Vanguard’s European Price Cut To Have Limited Impact: Citi

Updated on

Vanguard cut fees on 23 of its European passive products in a bid to keep costs to a minimum for investors as it increased its scale and operating efficiencies in the region.

Even before these cuts, Vanguard was the cheapest fund manager (expense ratio of 12 bps) in Europe, ahead of BlackRock, Inc. (NYSE:BLK) (36 bps) and Deutsche Bank AG (NYSE:DB) (ETR:DBK) (35 bps), according to data provider ETFGI.

Vanguard’s raging price war

Last year, Vanguard changed its index provider from Msci Inc (NYSE:MSCI) to FTSE 100 (INDEXFTSE:UKX) in order to shave operating costs. In the US, Vanguard aligned cost structures of its passive mutual fund products with those of ETFs last month.

According to FT, the raging price war amongst ETF providers in the US has now crossed the pond to Europe.

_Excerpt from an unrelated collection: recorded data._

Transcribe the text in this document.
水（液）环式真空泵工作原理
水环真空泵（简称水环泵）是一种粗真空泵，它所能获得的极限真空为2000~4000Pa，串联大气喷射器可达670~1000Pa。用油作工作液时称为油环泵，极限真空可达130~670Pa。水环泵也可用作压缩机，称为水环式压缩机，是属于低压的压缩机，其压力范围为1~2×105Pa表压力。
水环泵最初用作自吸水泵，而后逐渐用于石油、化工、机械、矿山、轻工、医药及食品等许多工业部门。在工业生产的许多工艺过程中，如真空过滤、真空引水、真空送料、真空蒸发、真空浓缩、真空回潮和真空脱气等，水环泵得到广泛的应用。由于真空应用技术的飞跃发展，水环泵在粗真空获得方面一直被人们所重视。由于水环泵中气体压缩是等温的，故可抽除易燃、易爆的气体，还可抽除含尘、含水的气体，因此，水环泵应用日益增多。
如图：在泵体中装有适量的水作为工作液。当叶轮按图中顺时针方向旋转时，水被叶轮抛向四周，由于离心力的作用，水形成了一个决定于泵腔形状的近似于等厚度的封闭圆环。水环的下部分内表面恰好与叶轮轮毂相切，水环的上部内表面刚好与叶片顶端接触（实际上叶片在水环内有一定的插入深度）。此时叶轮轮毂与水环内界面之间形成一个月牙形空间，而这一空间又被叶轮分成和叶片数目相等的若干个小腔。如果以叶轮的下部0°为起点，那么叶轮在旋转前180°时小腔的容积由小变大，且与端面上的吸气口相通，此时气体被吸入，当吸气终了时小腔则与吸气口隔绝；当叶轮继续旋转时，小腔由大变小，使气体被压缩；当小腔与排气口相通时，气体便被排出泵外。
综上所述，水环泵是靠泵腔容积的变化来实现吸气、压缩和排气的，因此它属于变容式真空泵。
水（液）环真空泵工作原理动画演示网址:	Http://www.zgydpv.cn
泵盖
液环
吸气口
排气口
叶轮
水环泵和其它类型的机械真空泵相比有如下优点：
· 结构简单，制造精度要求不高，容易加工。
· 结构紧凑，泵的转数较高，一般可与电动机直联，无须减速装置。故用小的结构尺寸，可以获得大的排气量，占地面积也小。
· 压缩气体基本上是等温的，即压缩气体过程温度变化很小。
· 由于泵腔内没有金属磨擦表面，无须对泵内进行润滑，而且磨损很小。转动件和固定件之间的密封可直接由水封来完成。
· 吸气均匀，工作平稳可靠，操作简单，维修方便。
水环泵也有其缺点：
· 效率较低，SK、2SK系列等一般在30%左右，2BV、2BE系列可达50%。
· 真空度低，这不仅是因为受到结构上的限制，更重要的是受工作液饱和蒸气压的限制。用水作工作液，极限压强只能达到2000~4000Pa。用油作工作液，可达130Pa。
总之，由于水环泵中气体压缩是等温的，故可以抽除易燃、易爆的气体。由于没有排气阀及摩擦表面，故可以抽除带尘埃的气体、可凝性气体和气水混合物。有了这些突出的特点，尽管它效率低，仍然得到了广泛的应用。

Vanguard is globally the third-largest fund manager, and its European ETF AUM have just topped $3B.

Vanguard’s pricing changes will affect a range of equity and fixed income mutual funds and the total expense ratio for the Vanguard FTSE Emerging Market ETF.

“We continually seek to reduce expenses and improve service in an effort to enhance our overall value proposition to clients and give them a better chance for investment success,” said Tom Rampulla, managing director for Vanguard in Europe.

Implications for rivals BLK and IVZ

“We do not see a material impact to iShares for three reasons: 1) Vanguard cut fees on 22 index MFs and only one ETF, or less direct competition; 2) Vanguard lowered the fees on their Vanguard FTSE Emerging Markets ETF (NYSEARCA:VWO) which is also not direct competition to iShares MSCI Emerging Markets Indx (ETF) (NYSEARCA:EEM) (as well as a much smaller (AUM) fund at present); and, 3) volumes in iShares Europe have been solid YTD. For much the same reasons, we do not expect any material impact to IVZ’s Powershares platform,” says Citi’s William R Katz.

What about the asset management industry as a whole?

According to Citi, the pricing challenge by Vanguard is likely to have only a limited impact in the short term. What is of concern, however, is that the price war could work to the detriment of the traditional mutual fund industry as passive products bulk up in terms of AUM – a more long-term fallout.

Anyhow, that should be mitigated by encouraging flows that point to the return of the retail investor, says Citi.